A new vision for the future

At the start of 2011, the PDAC’s Board of Directors embarked on a process to develop a strategic plan for the association that would further enhance our ability to protect and promote the interests of our members for the next decade and beyond. The goal wasn’t to simply deliver a new strategy going forward, but to create a new imperative for the organization that emphasizes our position as the leading voice for the mineral exploration community—both in Canada and around the world.

With that in mind, the Board of Directors, under the leadership of Glenn Nolan, who served as the PDAC's 35th President (2012-2013), took part in two facilitated planning sessions that generated a holistic dialogue on the major themes and issues facing our members. “As part of these sessions, it was very important that we put all of the issues on the table,” says Nolan. “This is a highly dynamic and complex industry that covers a lot of areas—from permitting and land access issues, to capital access and taxation matters, to environmental and social responsibility, and of course building stronger partnerships with Aboriginal communities.” 

Through a well-designed process that included several workshops, interviews with stakeholders and in-person gatherings, board and staff members worked in unison to prioritize issues based on the broadest impact on the sector. “We know that our association can only effectively manage so many things, so we had to carefully pick those which had the most significant impact,” adds Nolan.

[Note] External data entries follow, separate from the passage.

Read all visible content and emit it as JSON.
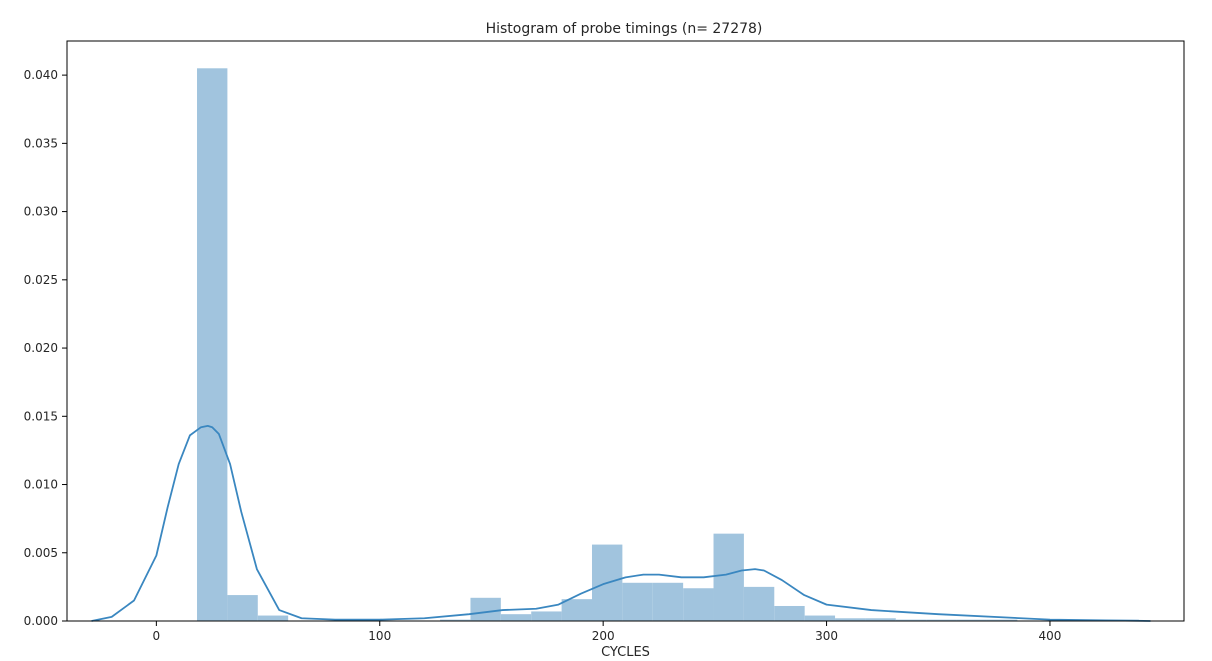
{
  "chart_data": {
    "type": "bar",
    "title": "Histogram of probe timings (n= 27278)",
    "xlabel": "CYCLES",
    "ylabel": "",
    "xlim": [
      -40,
      460
    ],
    "ylim": [
      0,
      0.0425
    ],
    "xticks": [
      0,
      100,
      200,
      300,
      400
    ],
    "yticks": [
      0.0,
      0.005,
      0.01,
      0.015,
      0.02,
      0.025,
      0.03,
      0.035,
      0.04
    ],
    "ytick_labels": [
      "0.000",
      "0.005",
      "0.010",
      "0.015",
      "0.020",
      "0.025",
      "0.030",
      "0.035",
      "0.040"
    ],
    "grid": false,
    "series": [
      {
        "kind": "histogram",
        "bin_edges": [
          18.2,
          31.8,
          45.4,
          59.0,
          72.6,
          86.2,
          99.8,
          113.4,
          127.0,
          140.6,
          154.2,
          167.8,
          181.4,
          195.0,
          208.6,
          222.2,
          235.8,
          249.4,
          263.0,
          276.6,
          290.2,
          303.8,
          317.4,
          331.0,
          344.6,
          358.2,
          371.8,
          385.4,
          399.0,
          412.6,
          426.2,
          439.8
        ],
        "values": [
          0.0405,
          0.0019,
          0.0004,
          0.0,
          0.0,
          0.0,
          0.0,
          0.0,
          0.0001,
          0.0017,
          0.0005,
          0.0007,
          0.0016,
          0.0056,
          0.0028,
          0.0028,
          0.0024,
          0.0064,
          0.0025,
          0.0011,
          0.0004,
          0.0002,
          0.0002,
          0.0001,
          0.0001,
          0.0001,
          0.0001,
          0.0,
          0.0001,
          0.0,
          0.0001
        ],
        "color": "#a1c4de"
      },
      {
        "kind": "kde",
        "x": [
          -29,
          -20,
          -10,
          0,
          5,
          10,
          15,
          20,
          23,
          25,
          28,
          33,
          38,
          45,
          55,
          65,
          80,
          100,
          120,
          140,
          155,
          170,
          180,
          190,
          200,
          210,
          218,
          225,
          235,
          245,
          255,
          262,
          268,
          272,
          280,
          290,
          300,
          320,
          350,
          400,
          445
        ],
        "y": [
          0.0,
          0.0003,
          0.0015,
          0.0048,
          0.0083,
          0.0115,
          0.0136,
          0.0142,
          0.0143,
          0.0142,
          0.0137,
          0.0115,
          0.008,
          0.0038,
          0.0008,
          0.0002,
          0.0001,
          0.0001,
          0.0002,
          0.0005,
          0.0008,
          0.0009,
          0.0012,
          0.002,
          0.0027,
          0.0032,
          0.0034,
          0.0034,
          0.0032,
          0.0032,
          0.0034,
          0.0037,
          0.0038,
          0.0037,
          0.003,
          0.0019,
          0.0012,
          0.0008,
          0.0005,
          0.0001,
          0.0
        ],
        "color": "#3a87c0"
      }
    ]
  }
}
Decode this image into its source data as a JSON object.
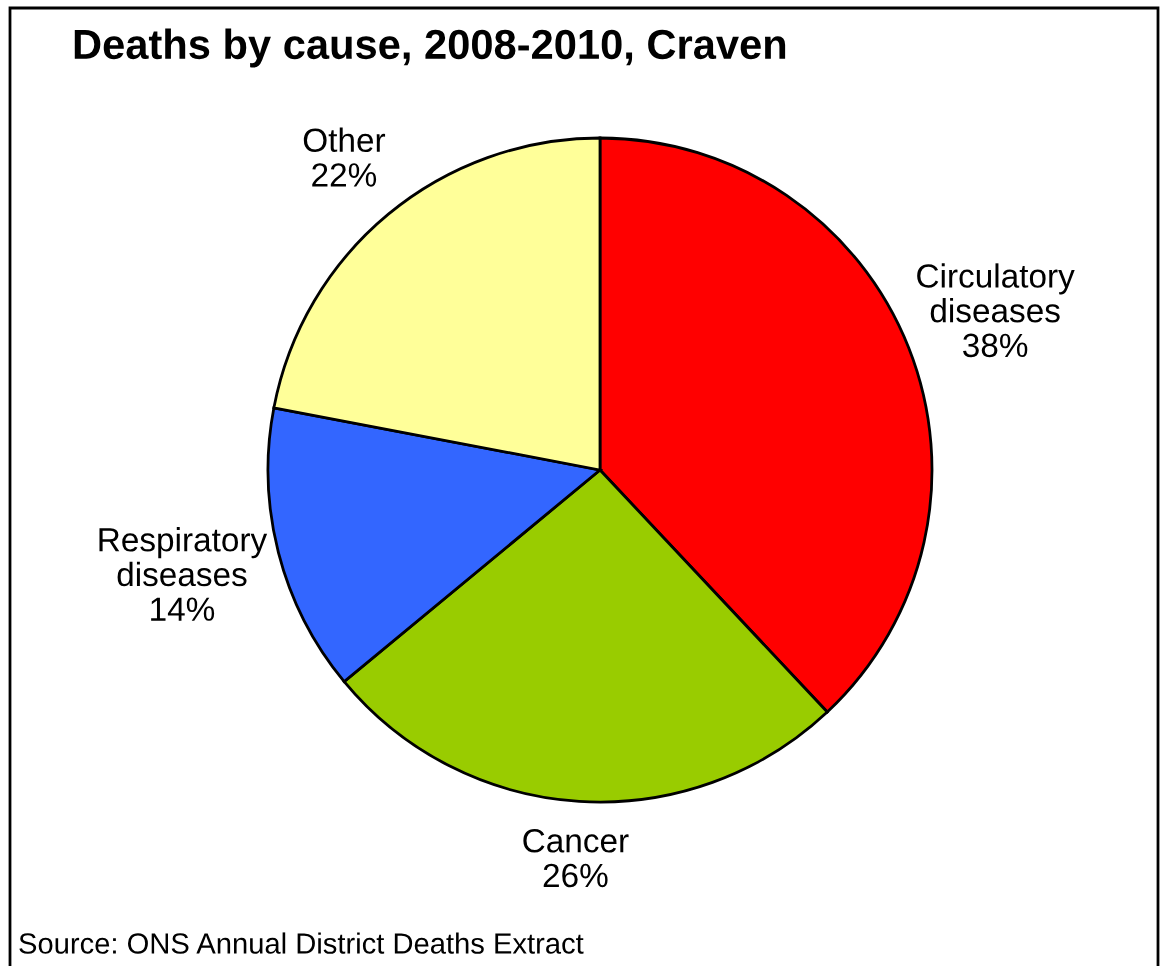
{
  "chart_data": {
    "type": "pie",
    "title": "Deaths by cause, 2008-2010, Craven",
    "categories": [
      "Circulatory diseases",
      "Cancer",
      "Respiratory diseases",
      "Other"
    ],
    "values": [
      38,
      26,
      14,
      22
    ],
    "colors": [
      "#ff0000",
      "#99cc00",
      "#3366ff",
      "#ffff99"
    ],
    "value_labels": [
      "38%",
      "26%",
      "14%",
      "22%"
    ],
    "annotations": [
      "Source: ONS Annual District Deaths Extract"
    ]
  }
}
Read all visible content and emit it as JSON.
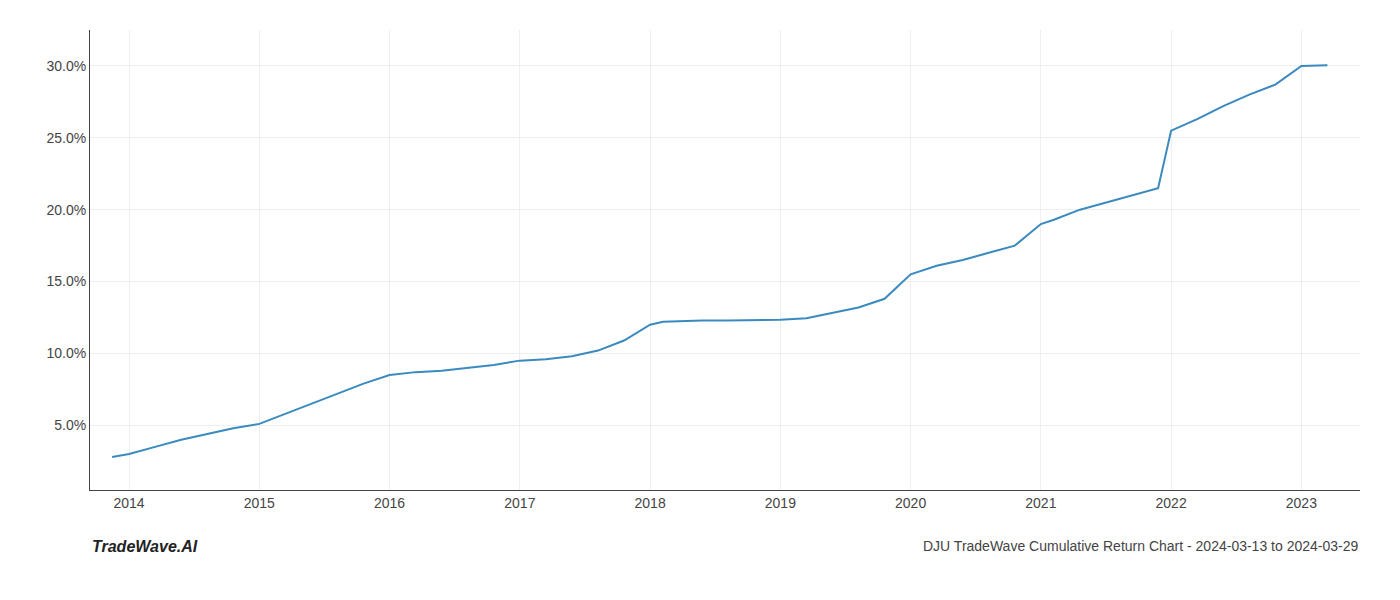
{
  "chart_data": {
    "type": "line",
    "title": "DJU TradeWave Cumulative Return Chart - 2024-03-13 to 2024-03-29",
    "annotations": [
      "TradeWave.AI"
    ],
    "x": [
      2013.87,
      2014.0,
      2014.2,
      2014.4,
      2014.6,
      2014.8,
      2015.0,
      2015.2,
      2015.4,
      2015.6,
      2015.8,
      2016.0,
      2016.2,
      2016.4,
      2016.6,
      2016.8,
      2017.0,
      2017.2,
      2017.4,
      2017.6,
      2017.8,
      2018.0,
      2018.1,
      2018.2,
      2018.4,
      2018.6,
      2018.8,
      2019.0,
      2019.2,
      2019.4,
      2019.6,
      2019.8,
      2020.0,
      2020.2,
      2020.4,
      2020.6,
      2020.8,
      2021.0,
      2021.1,
      2021.3,
      2021.5,
      2021.7,
      2021.9,
      2022.0,
      2022.2,
      2022.4,
      2022.6,
      2022.8,
      2023.0,
      2023.2
    ],
    "values": [
      2.8,
      3.0,
      3.5,
      4.0,
      4.4,
      4.8,
      5.1,
      5.8,
      6.5,
      7.2,
      7.9,
      8.5,
      8.7,
      8.8,
      9.0,
      9.2,
      9.5,
      9.6,
      9.8,
      10.2,
      10.9,
      12.0,
      12.2,
      12.25,
      12.3,
      12.3,
      12.3,
      12.35,
      12.45,
      12.8,
      13.2,
      13.8,
      15.5,
      16.1,
      16.5,
      17.0,
      17.5,
      19.0,
      19.3,
      20.0,
      20.5,
      21.0,
      21.5,
      25.5,
      26.3,
      27.2,
      28.0,
      28.7,
      30.0,
      30.05
    ],
    "color": "#3a8abf",
    "xlim": [
      2013.7,
      2023.45
    ],
    "xticks": [
      2014,
      2015,
      2016,
      2017,
      2018,
      2019,
      2020,
      2021,
      2022,
      2023
    ],
    "ylim": [
      0.5,
      32.5
    ],
    "yticks": [
      {
        "value": 5.0,
        "label": "5.0%"
      },
      {
        "value": 10.0,
        "label": "10.0%"
      },
      {
        "value": 15.0,
        "label": "15.0%"
      },
      {
        "value": 20.0,
        "label": "20.0%"
      },
      {
        "value": 25.0,
        "label": "25.0%"
      },
      {
        "value": 30.0,
        "label": "30.0%"
      }
    ],
    "grid": true
  }
}
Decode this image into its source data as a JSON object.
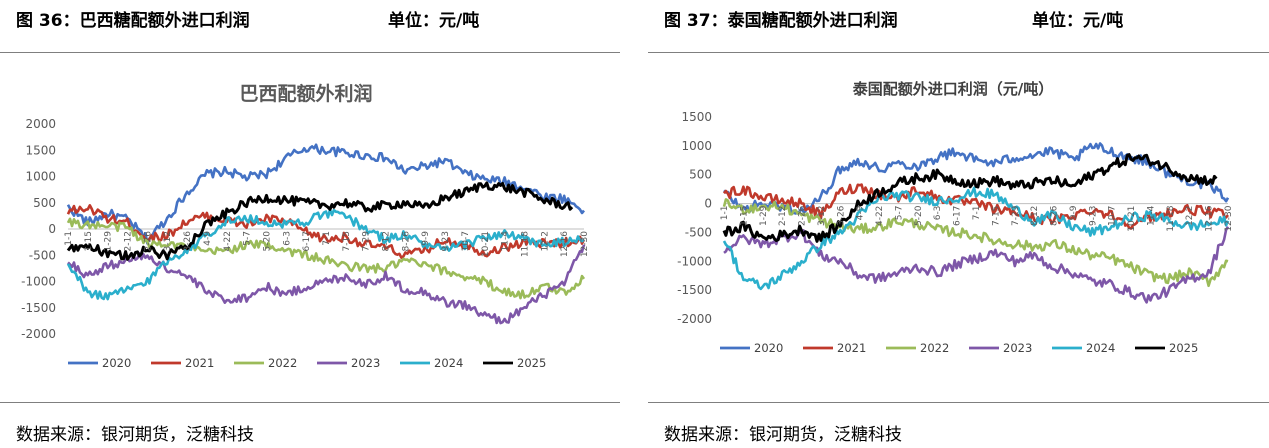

To cover every issue impacting the industry, both currently and going forward, numerous hours were spent discussing and evaluating each issue, then prioritizing and examining the breadth of each issue and its implications.

The PDAC Board of Directors also relied on member feedback to gather as many perspectives as possible to feed the dialogue. “We distributed a member survey in 2012 that examined a range of views about who we are and what is expected from us as an association,” says PDAC Executive Director, Andrew Cheatle. “In the end, 1,000 respondents participated in the survey, each offering rich insights that were an invaluable resource in helping the board during their deliberations.”

Working with facilitators and staff, the Board narrowed in on three major business imperatives—access to capital, access to land, and Aboriginal affairs—that were deemed paramount to the success of our members and the sector. “Access to capital is without question a very timely issue these days, one that includes the securities regime and tax measures that go a long way in providing stability for the sector in the long term” says Nolan. “Access to land goes without saying. Without that access, our members simply can’t work. We’ve done a lot of work in this area and we feel we need to strengthen our efforts here. And building stronger relationships with Aboriginal communities and helping to provide the necessary tools and support they need to benefit from projects remains a top priority.”

While the sessions with the Board determined three primary focus areas for the organization, significant resources will also be allocated to building and expanding other key areas, such as the CSR program, student initiatives, communications and public affairs, and of course heightening our ability to host the world-renowned PDAC Convention. With the direction set by the Board, staff and our volunteers, the PDAC is now in the process of developing specific roadmaps that will highlight the short, medium and long term goals over the life of the strategic plan.

“This is a very exciting time for the PDAC. It's a period of renewal; almost a rebirth in a lot of ways," says Nolan. "I'm very proud of this new strategy and I am confident it will honour the good work done previously while providing the basis for a series of new initiatives that will support and benefit the membership of the PDAC will into the 21st century."